Alors que la trêve hivernale a pris fin le 31 mars dernier, le nouveau maire insoumis de Saint-Denis, Bally Bagayoko, a pris un arrêté interdisant toute expulsion locative sans solution de relogement préalable.
Un arrêté choc et politique. Bally Bagayoko, maire insoumis de Saint-Denis, a pris ce mercredi 1er avril un arrêté interdisant les expulsions locatives sans solution de relogement préalable et ce même en dehors de la période de trêve hivernale.
Sur X, Bally Bagayoko a indiqué : «À l’issue de la trêve hivernale, cette mesure constitue un socle essentiel pour renforcer la protection des ménages les plus vulnérables et apporter une première réponse à la crise du logement qui touche notre territoire.»
Pour rappel, la trêve hivernale court chaque année du 1er novembre au 31 mars. Durant cette période, les procédures d'expulsion d'un locataire par les bailleurs sont suspendues, et ce, même si une décision de justice a été rendue, à quelques exceptions près.
Dans le détail, l’arrêté du maire de Saint-Denis précise que «toute mesure de nature à priver une personne physique de son lieu de résidence, et notamment toute mesure d’expulsion, doit être précédée d’un relogement préalable».

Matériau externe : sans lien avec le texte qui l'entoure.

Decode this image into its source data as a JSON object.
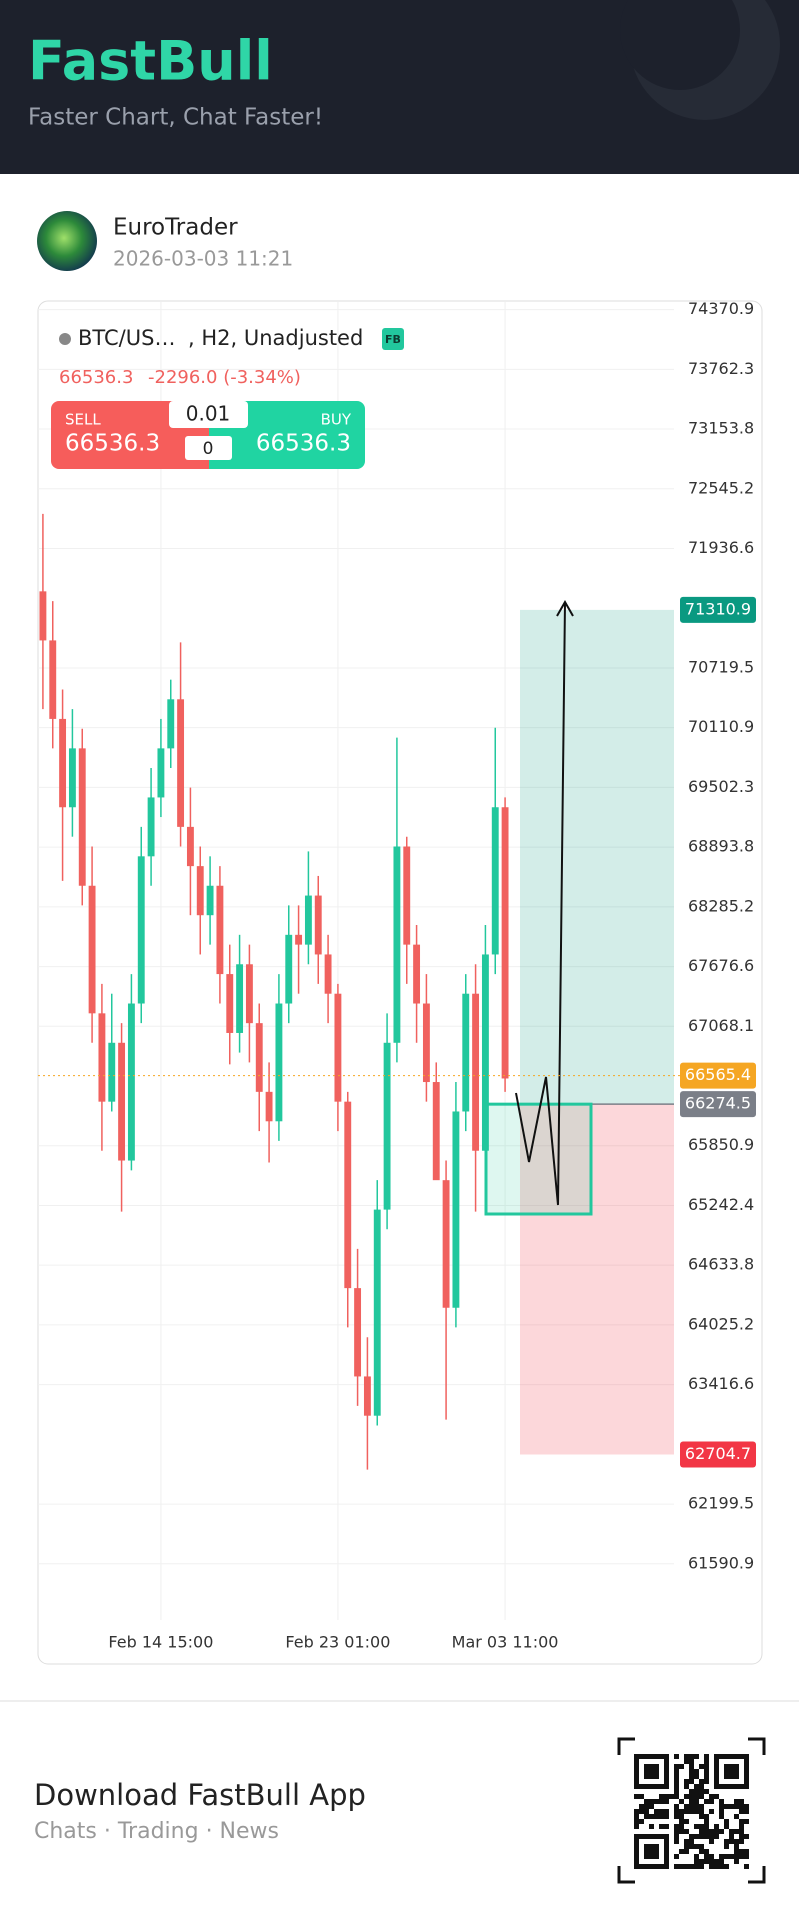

Un arrêté qui risque d’être cassé
Bally Bagayoko va encore plus loin, exigeant du préfet «de transmettre au maire la justification du relogement préalable de la personne concernée (…) au plus tard 24 heures avant toute mesure d’expulsion».
Cette action forte contre la crise du logement qui touche le pays et particulièrement certaines régions comme l’Ile-de-France, faisait partie des axes de campagne du tout nouveau maire de Saint-Denis.
Toutefois, Bally Bagayoko n’est pas le premier à avoir pris ce type d’arrêt pour interdire les expulsions sans solution de relogement. En effet, des textes similaires avaient déjà été pris par des communes du département voisin des Hauts-de-Seine notamment à Bagneux et Gennevilliers.
Par ailleurs, l’arrêté anti-expulsion de Bally Bagayoko peut connaître le même sort que ses prédécesseurs, c’est-à-dire être cassé par la préfecture, qui peut juger que le texte ne respecte pas les règles de proportionnalité ou encore ne respecte pas certaines libertés fondamentales.
Néanmoins, cette déconvenue n’arrête pas forcément les édiles, c’est le cas de la maire communiste de Bagneux, Hélène Cillieres, qui a signé un «arrêté anti-mise à la rue» dès son arrivée à la mairie.